Confissões de um construcionista social

Por Christopher Dummitt

Se eu soubesse, há 20 anos, que meu lado nas guerras ideológicas sobre gênero e sexo iria vencer de forma tão decisiva, teria ficado em êxtase. Naquela época, eu passava muitas noites no pub ou em jantares debatendo gênero e identidade com outros alunos de pós-graduação; ou, na verdade, qualquer um que quisesse ouvir – minha sogra, meus parentes ou apenas uma pessoa aleatória com o azar de estar na minha presença. Insisti que não existia tal coisa como sexo. E eu sabia disso. Eu simplesmente sabia disso. Porque eu era um historiador de gênero.

Isso era, na década de 1990, o que acontecia nos departamentos de história da América do Norte. A história do gênero – e depois os estudos de gênero, de maneira mais geral, na academia – fazia parte de um grupo mais amplo de subdisciplinas baseadas na identidade que estavam dominando as artes liberais. Departamentos de história em todo o continente foram transformados. Quando a American Historical Association pesquisou as tendências entre os principais campos de especialização em 2007 e, em seguida, novamente em 2015, o maior campo foi a história das mulheres e gênero. Isso combinava com a história social, a história cultural e a história da raça e da sexualidade. Cada um desses campos compartilhava a mesma visão de mundo que eu – que quase toda identidade era uma construção social. E essa identidade tinha tudo a ver com poder.

Naquela época, algumas pessoas discordaram de mim. Quase ninguém que não tivesse sido exposto a tais teorias em uma universidade poderia se convencer de que o sexo era totalmente uma construção social, porque tais crenças iam contra o bom senso. Isso é o que torna tão incrível que a reviravolta cultural sobre esse problema tenha acontecido tão rapidamente. Pessoas razoáveis podem admitir prontamente que parte – e talvez muito – da identidade de gênero é construída socialmente, mas isso realmente significa que o sexo não tem importância alguma? O gênero era baseado apenas na cultura? Sim, eu insistiria. E então eu insistiria um pouco mais.
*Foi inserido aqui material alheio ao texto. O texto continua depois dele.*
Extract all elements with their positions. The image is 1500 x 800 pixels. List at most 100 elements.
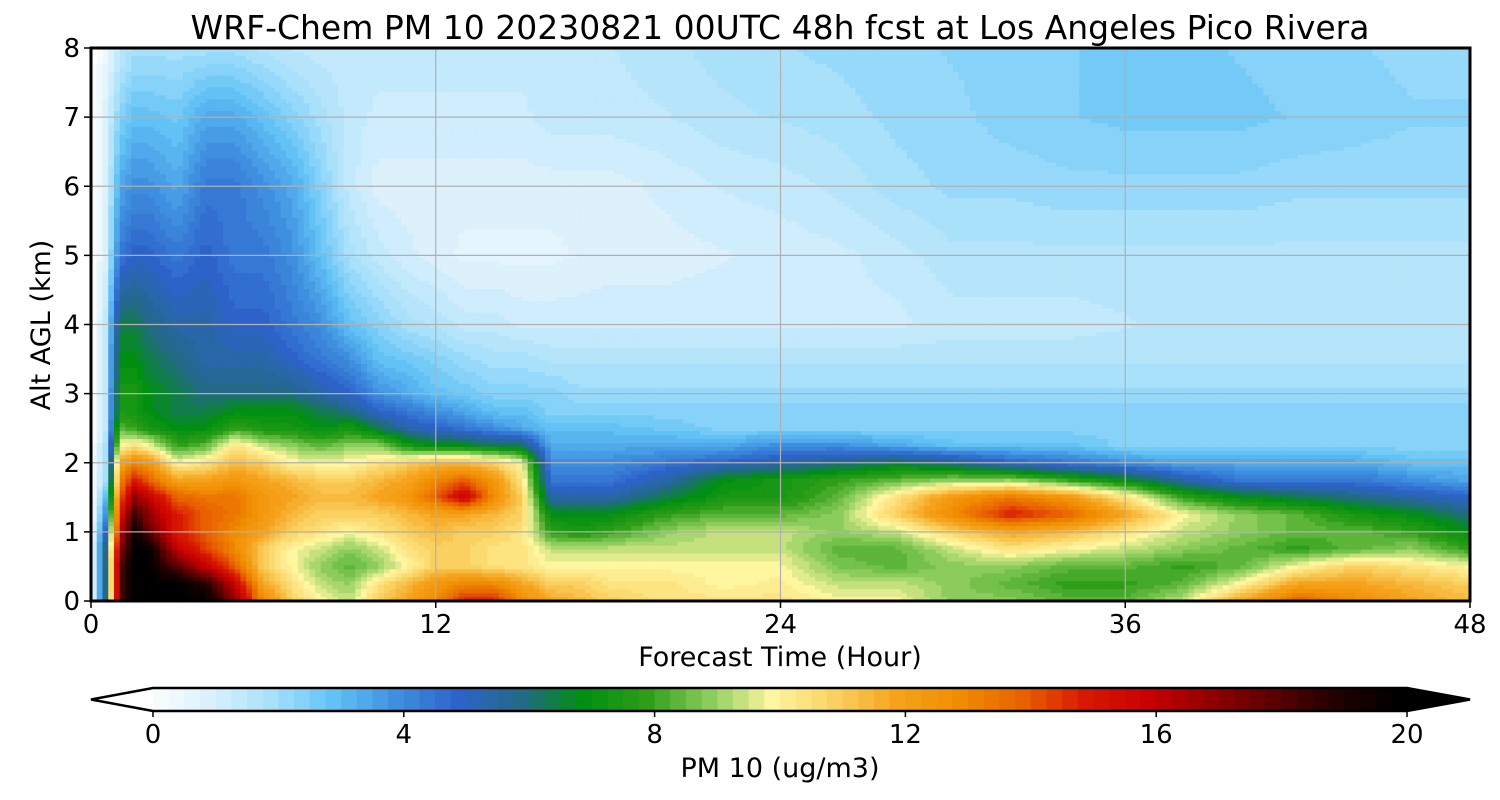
heatmap-cell	[620, 84, 626, 89]
heatmap-cell	[361, 88, 367, 93]
heatmap-cell	[413, 68, 419, 73]
heatmap-cell	[407, 91, 413, 96]
heatmap-cell	[1401, 91, 1407, 96]
heatmap-cell	[1142, 80, 1148, 85]
heatmap-cell	[861, 52, 867, 57]
heatmap-cell	[424, 84, 430, 89]
heatmap-cell	[464, 68, 470, 73]
heatmap-cell	[631, 80, 637, 85]
heatmap-cell	[1068, 123, 1074, 128]
heatmap-cell	[1430, 84, 1436, 89]
heatmap-cell	[212, 127, 218, 132]
heatmap-cell	[315, 52, 321, 57]
heatmap-cell	[1114, 80, 1120, 85]
heatmap-cell	[993, 123, 999, 128]
heatmap-cell	[1441, 72, 1447, 77]
heatmap-cell	[878, 99, 884, 104]
heatmap-cell	[1390, 107, 1396, 112]
heatmap-cell	[602, 127, 608, 132]
heatmap-cell	[1418, 95, 1424, 100]
heatmap-cell	[959, 68, 965, 73]
heatmap-cell	[941, 64, 947, 69]
heatmap-cell	[930, 103, 936, 108]
heatmap-cell	[327, 91, 333, 96]
heatmap-cell	[1430, 64, 1436, 69]
heatmap-cell	[1395, 64, 1401, 69]
heatmap-cell	[723, 107, 729, 112]
heatmap-cell	[752, 52, 758, 57]
heatmap-cell	[401, 68, 407, 73]
heatmap-cell	[1321, 84, 1327, 89]
heatmap-cell	[338, 84, 344, 89]
heatmap-cell	[970, 72, 976, 77]
heatmap-cell	[1177, 60, 1183, 65]
heatmap-cell	[309, 111, 315, 116]
heatmap-cell	[740, 64, 746, 69]
heatmap-cell	[1459, 52, 1465, 57]
heatmap-cell	[631, 99, 637, 104]
heatmap-cell	[844, 127, 850, 132]
heatmap-cell	[533, 80, 539, 85]
heatmap-cell	[258, 60, 264, 65]
heatmap-cell	[976, 107, 982, 112]
heatmap-cell	[1217, 52, 1223, 57]
heatmap-cell	[1131, 76, 1137, 81]
heatmap-cell	[758, 52, 764, 57]
heatmap-cell	[735, 103, 741, 108]
heatmap-cell	[102, 88, 108, 93]
heatmap-cell	[206, 64, 212, 69]
heatmap-cell	[1097, 60, 1103, 65]
heatmap-cell	[1361, 84, 1367, 89]
heatmap-cell	[1344, 123, 1350, 128]
heatmap-cell	[1097, 76, 1103, 81]
heatmap-cell	[872, 119, 878, 124]
heatmap-cell	[809, 127, 815, 132]
heatmap-cell	[1154, 111, 1160, 116]
heatmap-cell	[579, 72, 585, 77]
heatmap-cell	[510, 88, 516, 93]
heatmap-cell	[660, 84, 666, 89]
heatmap-cell	[1361, 107, 1367, 112]
heatmap-cell	[1378, 60, 1384, 65]
heatmap-cell	[1436, 107, 1442, 112]
heatmap-cell	[809, 95, 815, 100]
heatmap-cell	[459, 127, 465, 132]
heatmap-cell	[533, 127, 539, 132]
heatmap-cell	[964, 119, 970, 124]
heatmap-cell	[936, 60, 942, 65]
heatmap-cell	[1436, 52, 1442, 57]
heatmap-cell	[1160, 84, 1166, 89]
heatmap-cell	[206, 84, 212, 89]
heatmap-cell	[729, 56, 735, 61]
heatmap-cell	[1298, 111, 1304, 116]
heatmap-cell	[1079, 64, 1085, 69]
heatmap-cell	[643, 127, 649, 132]
heatmap-cell	[706, 103, 712, 108]
heatmap-cell	[717, 84, 723, 89]
heatmap-cell	[539, 88, 545, 93]
heatmap-cell	[1206, 88, 1212, 93]
heatmap-cell	[1263, 80, 1269, 85]
heatmap-cell	[781, 123, 787, 128]
heatmap-cell	[1269, 88, 1275, 93]
heatmap-cell	[1188, 103, 1194, 108]
heatmap-cell	[1280, 99, 1286, 104]
heatmap-cell	[344, 123, 350, 128]
heatmap-cell	[137, 68, 143, 73]
heatmap-cell	[281, 56, 287, 61]
heatmap-cell	[1028, 99, 1034, 104]
heatmap-cell	[189, 88, 195, 93]
heatmap-cell	[373, 64, 379, 69]
heatmap-cell	[666, 127, 672, 132]
heatmap-cell	[1108, 95, 1114, 100]
heatmap-cell	[148, 84, 154, 89]
heatmap-cell	[872, 111, 878, 116]
heatmap-cell	[1160, 88, 1166, 93]
heatmap-cell	[315, 56, 321, 61]
heatmap-cell	[798, 56, 804, 61]
heatmap-cell	[390, 99, 396, 104]
heatmap-cell	[1246, 64, 1252, 69]
heatmap-cell	[1361, 111, 1367, 116]
heatmap-cell	[849, 99, 855, 104]
heatmap-cell	[712, 76, 718, 81]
Não há nada tão certo quanto um estudante de pós-graduação armado com pouca experiência de vida preciosa e uma grande ideia.

E agora minha grande ideia está em toda parte. Isso aparece especialmente nos pontos de discussão sobre direitos trans e nas políticas relacionadas a atletas trans no esporte. Está sendo escrito em leis que essencialmente ameaçam repercussões para qualquer um que sugira que o sexo pode ser uma realidade biológica. Tal declaração, para muitos ativistas, é equivalente a um discurso de ódio. Se você assumir a posição que muitos dos meus oponentes de debate da era dos anos 90 tomaram – que o gênero é pelo menos parcialmente baseado no sexo, e que realmente existem dois sexos (masculino e feminino), como os biólogos sabem desde o início de sua ciência “Uber-progressistas dirão que você está negando a identidade de uma pessoa trans, ou seja, desejando dano ontológico a outro ser humano.

Tenho certeza de que não preciso instruir os leitores do Quillette em todas as maneiras pelas quais essa lógica construcionista social impregnou nossa cultura. Mas o que posso oferecer é um mea culpa por meu próprio papel em tudo isso e uma crítica detalhada sobre por que eu estava errado naquela época e por que os construcionistas sociais radicais estão errados agora. Certa vez, apresentei os mesmos argumentos que eles fazem agora e, portanto, sei como estão errados.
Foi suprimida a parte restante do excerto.